Scopri quello che gli utenti vogliono veramente con Hotjar e Aumenta le Tue Conversioni

Sicuramente una delle sfide più grandi del fare Ecommerce consiste nel capire cosa gli utenti vogliono davvero.
Solo modellando il tuo sito sulle esigenze dei tuoi clienti puoi fare CRO (Aumento delle conversioni).

Dalle Web Analytics vedi sicuramente tanti numeri, tabelle e grafici, ma in fin dei conti un numero rimane sempre un numero, e potrà darti un sacco le risposte sul Chi? Come? Quando? ma si ferma davanti alla porta della domanda fondamentale:

Perché?

Start_With_Why

 

I “Perché” segnano il passaggio dall’ analisi quantitativa all’analisi qualitativa. Non più numeri, ma persone!

Ecco alcuni “Perché” di cui vorresti essere a conoscenza:

  • Perché così tanti utenti escono da una particolare pagina?
  • Perché cliccano su elementi non cliccabili?
  • perché compilano solo metà Form di contatto e poi se ne vanno?
  • perché abbandonano i carrelli nel primo step del checkout?
  • ecc.

Per rispondere a queste domande occorre calarsi nei panni dei clienti per capire cosa davvero li spinge a fare certe azioni piuttosto che altre.

In questo articolo Francesco ha mostrato alcuni tra i migliori software che permettono di fare ricerca qualitativa e conoscere il comportamento degli utenti.

  • con software come Webengage e Qualaroo si possono costruire sondaggi online e offline;
  • altri come Crazy Egg o Feng-GUI si focalizzano sulle mappe di calore e dei click,
  • altri ancora comeSessionCam ti mostrano le registrazioni video della navigazione degli utenti

Da qualche mese stiamo utilizzando un nuovo software che li unisce tutti ad un prezzo davvero abbordabile (29$ mese).

Il software di cui sto parlando si chiama Hotjar.
Puoi utilizzarlo per il periodo necessario per conoscere i tuoi clienti (anche se è un processo da effettuare costantemente).

 

L'installazione è molto semplice. Con un unico account, potrai gestire tutti i siti web che vuoi inserendone nella sezione <head> un semplice script:

 

Una volta verificato l'inserimento corretto del codice, puoi metterti al lavoro per conoscere al meglio il comportamento dei tuoi clienti.

 

#1 Mappe di Calore

La prima funzionalità permette di generare specifiche mappe di calore per tutte le pagine che vuoi.
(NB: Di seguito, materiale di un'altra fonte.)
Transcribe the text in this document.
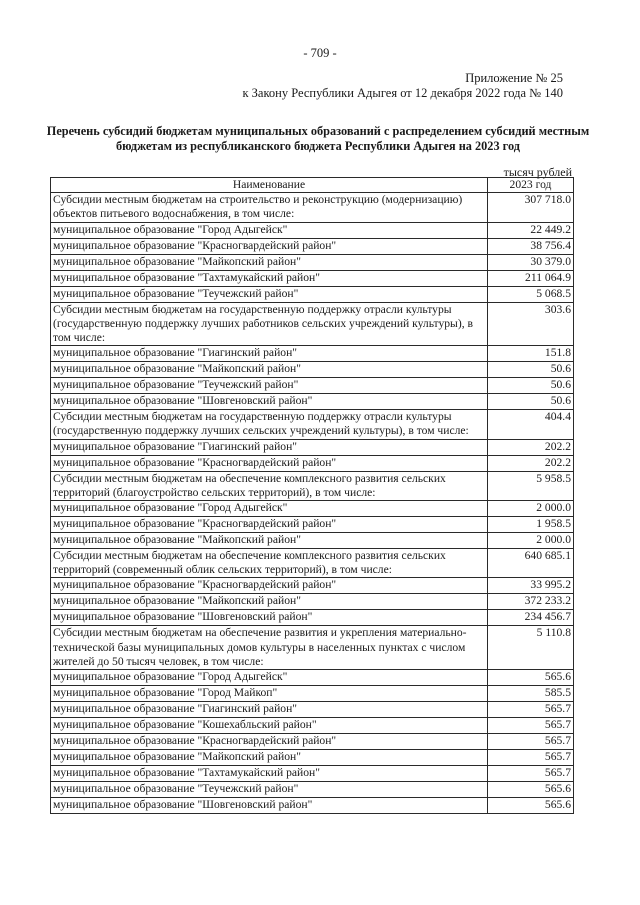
- 709 -
Приложение № 25
к Закону Республики Адыгея от 12 декабря 2022 года № 140
Перечень субсидий бюджетам муниципальных образований с распределением субсидий местным бюджетам из республиканского бюджета Республики Адыгея на 2023 год
тысяч рублей
Наименование	2023 год
Субсидии местным бюджетам на строительство и реконструкцию (модернизацию) объектов питьевого водоснабжения, в том числе:	307 718.0
муниципальное образование "Город Адыгейск"	22 449.2
муниципальное образование "Красногвардейский район"	38 756.4
муниципальное образование "Майкопский район"	30 379.0
муниципальное образование "Тахтамукайский район"	211 064.9
муниципальное образование "Теучежский район"	5 068.5
Субсидии местным бюджетам на государственную поддержку отрасли культуры (государственную поддержку лучших работников сельских учреждений культуры), в том числе:	303.6
муниципальное образование "Гиагинский район"	151.8
муниципальное образование "Майкопский район"	50.6
муниципальное образование "Теучежский район"	50.6
муниципальное образование "Шовгеновский район"	50.6
Субсидии местным бюджетам на государственную поддержку отрасли культуры (государственную поддержку лучших сельских учреждений культуры), в том числе:	404.4
муниципальное образование "Гиагинский район"	202.2
муниципальное образование "Красногвардейский район"	202.2
Субсидии местным бюджетам на обеспечение комплексного развития сельских территорий (благоустройство сельских территорий), в том числе:	5 958.5
муниципальное образование "Город Адыгейск"	2 000.0
муниципальное образование "Красногвардейский район"	1 958.5
муниципальное образование "Майкопский район"	2 000.0
Субсидии местным бюджетам на обеспечение комплексного развития сельских территорий (современный облик сельских территорий), в том числе:	640 685.1
муниципальное образование "Красногвардейский район"	33 995.2
муниципальное образование "Майкопский район"	372 233.2
муниципальное образование "Шовгеновский район"	234 456.7
Субсидии местным бюджетам на обеспечение развития и укрепления материально-технической базы муниципальных домов культуры в населенных пунктах с числом жителей до 50 тысяч человек, в том числе:	5 110.8
муниципальное образование "Город Адыгейск"	565.6
муниципальное образование "Город Майкоп"	585.5
муниципальное образование "Гиагинский район"	565.7
муниципальное образование "Кошехабльский район"	565.7
муниципальное образование "Красногвардейский район"	565.7
муниципальное образование "Майкопский район"	565.7
муниципальное образование "Тахтамукайский район"	565.7
муниципальное образование "Теучежский район"	565.6
муниципальное образование "Шовгеновский район"	565.6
Una Mappa di Calore è una rappresentazione grafica di dati che vengono mostrati come colori sulla pagina analizzata.

Il Rosso equivale a una zona molto vista/cliccata, il blu ad una zona “d’ ombra” poco visualizzata e poi ci sono i colori intermedi.

Le mappe di calore sono molto utili per individuare i punti dove intervenire per aumentare le conversioni del tuo sito. Individua con Google Analytics le pagine ad alto traffico e ad alta frequenza di rimbalzo e scopri come i visitatori interagiscono con i tuoi contenuti.

Per creare le tue mappe di calore ti basterà cliccare su "New Heatmap" ed inserire l'URL della pagina da analizzare. La mappa sarà completata quando avrà raccolto 2.000 visitatori.

 

Mappa dei Click

Per vedere su quali link cliccano gli utenti è sufficiente il rapporto "Analisi Dati In-Page" di Google Analytics. Questa mappa dei click però fa di più: mostra tutte le zone della pagina dove sono stati effettuati click, non solo link funzionanti.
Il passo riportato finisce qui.